Wächst die Schweizer Volkswirtschaft, weil wir mehr arbeiten, oder weil wir produktiver arbeiten? Diese Frage ist besonders im Zusammenhang mit dem Personenfreizügigkeitsabkommen mit der EU von Bedeutung. Denn jüngst wurde immer wieder behauptet, nicht zuletzt auch von Gelehrten, in der Schweiz nehme das Bruttoinlandprodukt (BIP) nur deshalb zu, weil mit der starken Zuwanderung der Arbeitseinsatz (die Zahl der Erwerbstätigen und die geleisteten Arbeitsstunden) steige, nicht aber die Produktivität des Arbeitseinsatzes. Als Folge davon nehme der Wohlstand pro Kopf der Bevölkerung nicht zu, weil die zusätzlich erzielte Wertschöpfung mit immer mehr Leuten geteilt werden müsse. Die Behauptung lautet mithin, dass infolge eines laufend steigenden Faktoreinsatzes zwar der gesamte Kuchen grösser werde, nicht aber die einzelnen Kuchenstücke. Ein solches Wachstumsregime wäre weder sehr sinnvoll, noch nachhaltig, weil es allein darauf beruht, dass immer mehr Arbeitskräfte zuwandern.
Höchste Zuwächse in der Nachkriegszeit
Diese Behauptung lässt sich empirisch überprüfen. Das Wachstum des Einkommens pro Kopf der Bevölkerung (BIP/Pop) kann als Summe des Wachstums der Arbeitsproduktivität (hier als Stundenproduktivität: BIP/h) und des Arbeitseinsatzes (Arbeitsstunden pro Kopf der Bevölkerung: h/Pop) dargestellt werden. Letzterer wiederum kann zerlegt werden in das Wachstum der geleisteten Arbeitsstunden pro Erwerbstätigem (h/ ET) einerseits und das Wachstum der Anzahl Erwerbstätiger über die gesamte Bevölkerung (Erwerbsbeteiligung: ET/ Pop) anderseits. Die Zerlegung erlaubt eine Antwort auf die Frage, ob der Wohlstand in der Schweiz steigt, weil wir «besser» oder weil wir «mehr» arbeiten. In der Grafik wird der derart zerlegte Wohlstandszuwachs für jede Dekade zwischen 1950 und 2010 gezeigt.

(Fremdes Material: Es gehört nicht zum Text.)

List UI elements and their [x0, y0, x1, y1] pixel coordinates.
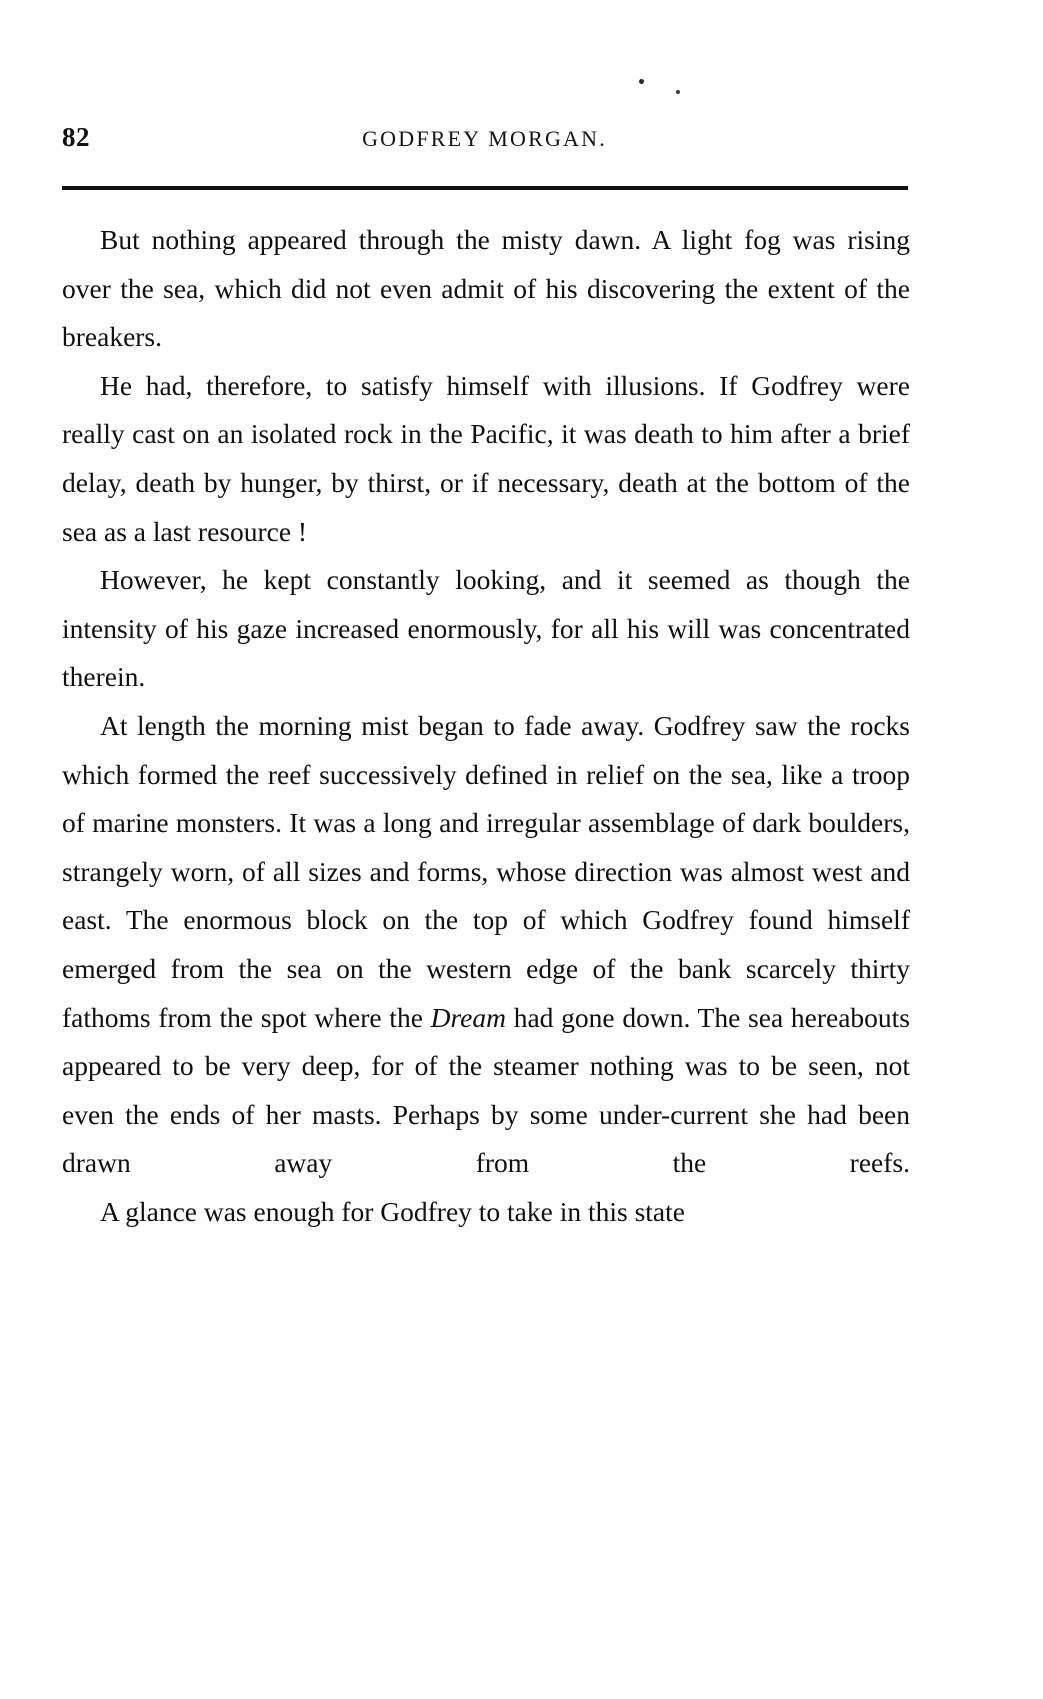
- italic-ship-name: Dream: [430, 1001, 506, 1033]
- page-header: [62, 122, 907, 164]
- paragraph: [62, 702, 910, 1188]
- page-body: [62, 216, 910, 1236]
- running-title: GODFREY MORGAN.: [362, 126, 607, 151]
- page-number: 82: [62, 122, 90, 152]
- paragraph: But nothing appeared through the misty dawn. A light fog was rising over the sea, which did not even admit of his discovering the extent of the breakers.: [62, 224, 910, 353]
- paragraph-text-before-italic: At length the morning mist began to fade away. Godfrey saw the rocks which formed the reef successively defined in relief on the sea, like a troop of marine monsters. It was a long and irregular assemblage of dark boulders, strangely worn, of all sizes and forms, whose direction was almost west and east. The enormous block on the top of which Godfrey found himself emerged from the sea on the western edge of the bank scarcely thirty fathoms from the spot where the: [62, 709, 910, 1033]
- paragraph: He had, therefore, to satisfy himself with illusions. If Godfrey were really cast on an isolated rock in the Pacific, it was death to him after a brief delay, death by hunger, by thirst, or if necessary, death at the bottom of the sea as a last resource !: [62, 369, 910, 547]
- ink-speck-icon: [676, 90, 680, 94]
- ink-speck-icon: [639, 79, 644, 84]
- paragraph: A glance was enough for Godfrey to take in this state: [100, 1195, 685, 1227]
- paragraph: However, he kept constantly looking, and it seemed as though the intensity of his gaze increased enormously, for all his will was concentrated therein.: [62, 564, 910, 693]
- paragraph-text-after-italic: had gone down. The sea hereabouts appeared to be very deep, for of the steamer nothing was to be seen, not even the ends of her masts. Perhaps by some under-current she had been drawn away from the reefs.: [62, 1001, 911, 1179]
- header-divider: [62, 186, 908, 190]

Dabei wird deutlich, dass der Wohlstandszuwachs sich über den gesamten Zeithorizont stark verlangsamt hat. Nahm das BIP pro Kopf der Bevölkerung in den 1950er und 1960er Jahren noch um jährlich durchschnittlich über 3% zu, waren es von 2000 bis 2010 nur noch 0,8%. Ebenfalls deutlich wird, dass das Wohlstandswachstum in erster Linie durch den Zuwachs der Arbeitsproduktivität (BIP/h) getrieben wird. Der Arbeitseinsatz wird also laufend produktiver und effizienter.
Weniger Arbeitsstunden, aber mehr Arbeitnehmer
Demgegenüber leistet der Zuwachs des eingesetzten Arbeitsvolumens nur einen vergleichsweise geringen Wachstumsbeitrag. Die pro Erwerbstätigen geleisteten Arbeitsstunden haben über alle Dekaden laufend abgenommen, mit jährlich minus 0,9% am stärksten in den 1970er Jahren. Teilweise kompensiert wird diese Abnahme durch einen Zuwachs der Erwerbsbeteiligung. Ausgeprägt war dies in den 1980ern der Fall, als die Generation der Babyboomer in den Arbeitsmarkt eintrat und sich die weibliche Erwerbsbeteiligung stark ausweitete (+1,3%).
Interessant ist zu sehen, dass in der letzten Dekade zwischen 2000 und 2010, also seit der Einführung der Personenfreizügigkeit mit der EU, das Pro-Kopf-Einkommen der Bevölkerung beinahe im Gleichschritt mit der Arbeitsproduktivität gestiegen ist, während das Wachstum der Arbeitsstunden pro Erwerbstätigem und jenes der Erwerbsbeteiligung sich gegenseitig fast vollständig neutralisiert haben.
Seit Einführung der Personenfreizügigkeit mit der EU im Jahr 2002 ist der Wohlstand ausgedrückt als BIP pro Kopf der Bevölkerung gewachsen, mit 0,8% jährlich sogar doppelt so schnell als im Jahrzehnt davor. Dieses Wachstum wurde weniger durch eine simple Steigerung des Arbeitseinsatzes erzielt, als vielmehr durch eine Erhöhung der Produktivität.